Вот он, день, — синее небо, горячее солнце, зовущая вперед команда: «Марш! Марш!» А впереди — поставленная на кон жизнь миллионов людей. А позади — бескрайняя страна, не захваченная врагом, не спаленная пожарами, не искромсанная снарядами. Где-то там, за спиной, и деревня Матёра — баньки на берегу Уждалицы, дощатые мостики, скрипучие колодезные журавли. Деревня Матёра — родной рай, далекий отсюда, словно Австралия. «Марш! Марш!» Увидит ли он деревню Матёру? Пробежит ли еще хоть раз знакомой дорогой — ельником, березнячком, осинничком?..
День только разгорается, он не вошел в силу — весь впереди. Чья мать отметит его в календаре черным числом?
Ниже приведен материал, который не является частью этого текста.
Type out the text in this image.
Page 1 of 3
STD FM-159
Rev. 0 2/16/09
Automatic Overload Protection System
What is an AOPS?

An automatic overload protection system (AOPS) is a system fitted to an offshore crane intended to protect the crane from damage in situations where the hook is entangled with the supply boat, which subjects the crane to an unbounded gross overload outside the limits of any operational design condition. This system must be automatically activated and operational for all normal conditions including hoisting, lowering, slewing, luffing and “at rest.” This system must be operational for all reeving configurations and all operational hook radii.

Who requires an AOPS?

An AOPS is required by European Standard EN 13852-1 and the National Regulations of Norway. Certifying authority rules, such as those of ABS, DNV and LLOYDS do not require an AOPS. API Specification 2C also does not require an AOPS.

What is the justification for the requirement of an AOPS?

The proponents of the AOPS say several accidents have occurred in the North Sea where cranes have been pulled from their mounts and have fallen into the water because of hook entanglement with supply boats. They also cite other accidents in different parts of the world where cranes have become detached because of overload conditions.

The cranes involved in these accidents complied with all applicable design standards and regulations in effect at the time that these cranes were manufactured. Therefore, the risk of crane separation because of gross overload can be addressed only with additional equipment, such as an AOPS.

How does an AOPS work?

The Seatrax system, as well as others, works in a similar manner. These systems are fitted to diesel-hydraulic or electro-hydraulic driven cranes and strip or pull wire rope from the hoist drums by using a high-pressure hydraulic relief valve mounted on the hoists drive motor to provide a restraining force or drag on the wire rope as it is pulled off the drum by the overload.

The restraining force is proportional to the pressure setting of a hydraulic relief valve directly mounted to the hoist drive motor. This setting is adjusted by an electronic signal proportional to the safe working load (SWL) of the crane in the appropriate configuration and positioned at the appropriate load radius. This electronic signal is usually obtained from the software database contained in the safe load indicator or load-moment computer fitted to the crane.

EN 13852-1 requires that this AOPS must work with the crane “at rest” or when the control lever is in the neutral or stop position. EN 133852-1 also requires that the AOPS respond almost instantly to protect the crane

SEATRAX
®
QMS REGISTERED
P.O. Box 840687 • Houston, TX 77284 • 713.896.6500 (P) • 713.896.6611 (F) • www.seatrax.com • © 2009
Шагают рядом с Федором товарищи. Против воли каждый думает о том, что их ждет. Но эти мысли не убивают жизнь. Все идет как обычно.
Заряжающий Матвей Косопалый, маленький, колченогий, въедается в разведчика Тихона Бучнева, держа наготове кусок газеты для цигарки:
— Твой табачок, моя бумажка — споемся?.. Ась?.. Не слышу ответа…
Тихон Бучнев солидно шагает, степенно молчит.
— Очнись, заботушка! Я ж толкую: твой табачок, моя бумажка — составим компанию. Ась?..
Дружок Федора, связист Котельников, или попросту Мишка Котелок, ноет:
— Мочи нет. На мясе иду… Право слово, до кости проело.
Он вчера обменял у ездового Зипунова свои башмаки с обмотками на яловые сапоги, дал в придачу кусок домашнего сала, пайку хлеба. Зипунов сало и хлеб съел, теперь готов меняться обратно, но Котелок терпит — авось растянутся.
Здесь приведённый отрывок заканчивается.